01.07.2022 · von Matthias Niklowitz

Die Gründe für die Vollbremsung bei ESG-Anlagen

Seit einigen Jahren ermitteln die großen Finanzdatenunternehmen die Verhältnisse bei nachhaltigen Finanzprodukten. Neben dem Technologiesektor erwiesen sich nachhaltige Finanzanlagen als das beliebteste Thema: Insgesamt sind allein seit 2019 mehr als 300 Milliarden US-Dollar in ESG-Fonds und -Unternehmen geflossen, wie Bloomberg ermittelt hat. Rückblickend war es eine regelrechte Welle: 30 Milliarden Dollar waren es im Jahr 2019, 94 Milliarden schon 2020 und 159 Milliarden dann im vergangenen Jahr. Im Mai dieses Jahres drehte sich der Trend erstmals seit sechs Jahren – weiter reichen die Zeitreihen nicht zurück. Seither schrumpft das Volumen. Eine genaue Analyse zeigt, dass vor allem bei Aktienfonds die Abflüsse die Zuflüsse übertrafen. Die Schuldpapiere nachhaltiger Unternehmen, die in eigenen Fonds gebündelt werden, oder die weiteren Asset-Klassen innerhalb des ESG-Labels (zu nennen sind Rohstoffe, Immobilien und so weiter) meldeten insgesamt weitere, wenn auch bescheidene Zuflüsse. 

Wenn man die jüngste Entwicklung näher betrachtet, zeigt sich, dass die Verhältnisse noch weniger erfreulich sind als im Jahr 2020. Als Kulminationspunkt taucht Mitte Mai 2022 auf. Gemäß Bloomberg gab es Äußerungen des US-Unternehmers Elon Musk, wonach die nachhaltigen Finanzanlagen „ein Betrugsschema“ sind. Auch ein Manager einer britischen Großbank sprach davon, dass das „Klima kein Risiko ist, über das wir uns Gedanken machen sollten“ (der Manager wurde umgehend suspendiert). 

Selchst Prominente wie Musk können die Märkte indes nur kurze Zeit beeinflussen – siehe beispielsweise den Bitcoin-Preis. Elon Musk hat zwar viele Anhänger, seine Äußerungen bekommen indes erst Gewicht, wenn auch Fondsmanager und institutionelle Investoren auf eine Entwicklung aufspringen. Die Detailzahlen zeigen, dass die jüngste Verkaufswelle nicht von den Kleinanlegern ausgeht. Und etliche der professionellen Investoren sehen ihre Chancen zunehmend bei anderen Finanzanlagen, beispielsweise bei Fonds, die Aktien aus der Öl- und Gasbranche zusammenfassen.
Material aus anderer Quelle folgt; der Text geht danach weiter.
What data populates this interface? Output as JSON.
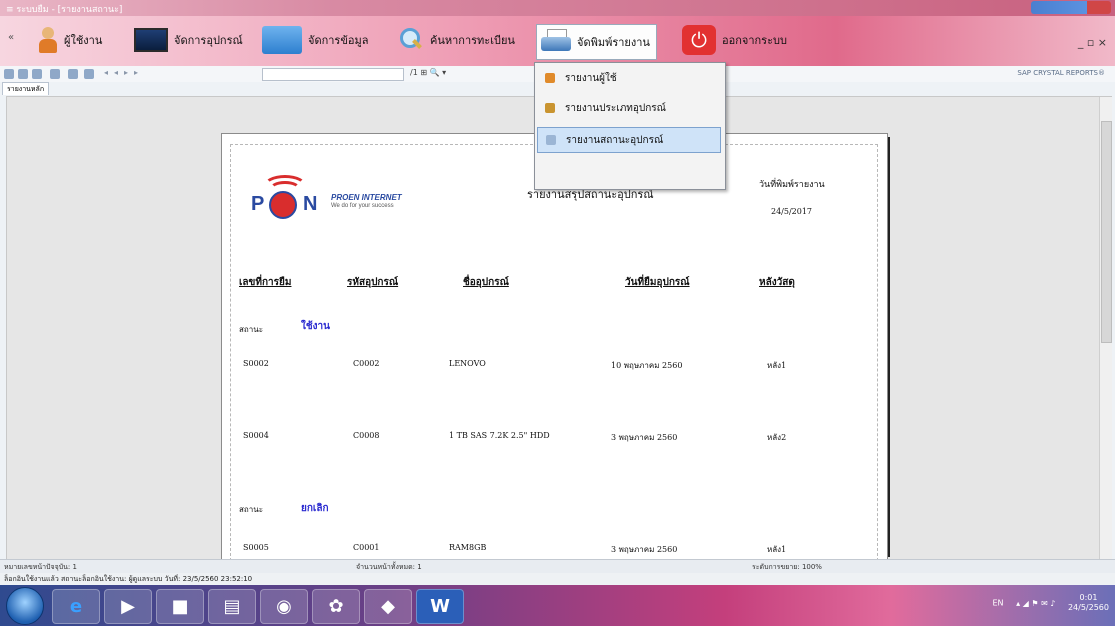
{
  "window": {
    "title": "≡ ระบบยืม - [รายงานสถานะ]"
  },
  "menu": {
    "users_label": "ผู้ใช้งาน",
    "devices_label": "จัดการอุปกรณ์",
    "data_label": "จัดการข้อมูล",
    "search_label": "ค้นหาการทะเบียน",
    "print_label": "จัดพิมพ์รายงาน",
    "exit_label": "ออกจากระบบ",
    "window_controls": "_ ▫ ×"
  },
  "dropdown": {
    "items": [
      {
        "label": "รายงานผู้ใช้"
      },
      {
        "label": "รายงานประเภทอุปกรณ์"
      },
      {
        "label": "รายงานสถานะอุปกรณ์"
      }
    ]
  },
  "toolbar": {
    "page_count": "/1  ⊞  🔍 ▾",
    "crystal_label": "SAP CRYSTAL REPORTS®"
  },
  "tab": {
    "label": "รายงานหลัก"
  },
  "report": {
    "logo_brand": "PROEN INTERNET",
    "logo_tagline": "We do for your success",
    "logo_letters": {
      "p": "P",
      "n": "N"
    },
    "title": "รายงานสรุปสถานะอุปกรณ์",
    "print_date_label": "วันที่พิมพ์รายงาน",
    "print_date": "24/5/2017",
    "columns": [
      "เลขที่การยืม",
      "รหัสอุปกรณ์",
      "ชื่ออุปกรณ์",
      "วันที่ยืมอุปกรณ์",
      "หลังวัสดุ"
    ],
    "groups": [
      {
        "status_label": "สถานะ",
        "status": "ใช้งาน",
        "rows": [
          [
            "S0002",
            "C0002",
            "LENOVO",
            "10 พฤษภาคม 2560",
            "หลัง1"
          ],
          [
            "S0004",
            "C0008",
            "1 TB SAS 7.2K 2.5\" HDD",
            "3 พฤษภาคม 2560",
            "หลัง2"
          ]
        ]
      },
      {
        "status_label": "สถานะ",
        "status": "ยกเลิก",
        "rows": [
          [
            "S0005",
            "C0001",
            "RAM8GB",
            "3 พฤษภาคม 2560",
            "หลัง1"
          ]
        ]
      }
    ]
  },
  "status": {
    "current_page": "หมายเลขหน้าปัจจุบัน: 1",
    "total_pages": "จำนวนหน้าทั้งหมด: 1",
    "zoom": "ระดับการขยาย: 100%",
    "info": "ล็อกอินใช้งานแล้ว  สถานะล็อกอินใช้งาน:  ผู้ดูแลระบบ  วันที่: 23/5/2560 23:52:10"
  },
  "taskbar": {
    "tray_lang": "EN",
    "time": "0:01",
    "date": "24/5/2560"
  }
}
Diese verzeichnen im laufenden Jahr teilweise solide Zuflüsse – und besonders hohe seit Mai. Auch die Regulierung trägt ihren Teil zur aktuellen Entwicklung bei: Sowohl in Europa als auch in den USA schauen die Behörden bei ESG-Fonds und -Produkten viel genauer hin. Einzelne Großbanken sowie ihre Asset-Management-Abteilungen, die sich um die Fonds-Produkte kümmern, haben Besuch von den Untersuchungsbehörden bekommen. Der Vorwurf unisono: In den Produkten steckte beziehungsweise steckt oft nicht das, was man den Anlegerinnen und Anlegern versprochen hatte. Mutmaßlicher Tatbestand: Greenwashing. 

Inzwischen arbeitet man in Europa und in den USA an Verbesserungen. In den kommenden Monaten werden die Fondsverwaltungen viel zu tun haben: Die europäischen Geldverwalter müssen genau darlegen, ob das, was in ihren Fonds steckt, gemäß Artikel 8 beziehungsweise 9 der einschlägigen EU-Bestimmungen ESG-konform ist. Laut Analysten wird die Klärung hilfreich sein, denn fundamental sind viele ESG-Unternehmen nach wie vor überzeugend aufgestellt.

Aufgrund der zunehmenden Bedeutung von nachhaltigem Investieren berichtet Märkte & Zertifikate weekly an dieser Stelle jede Woche über Neuigkeiten am ESG-Markt sowie über die vielfältigen Aktivitäten von BNP Paribas in diesem Bereich.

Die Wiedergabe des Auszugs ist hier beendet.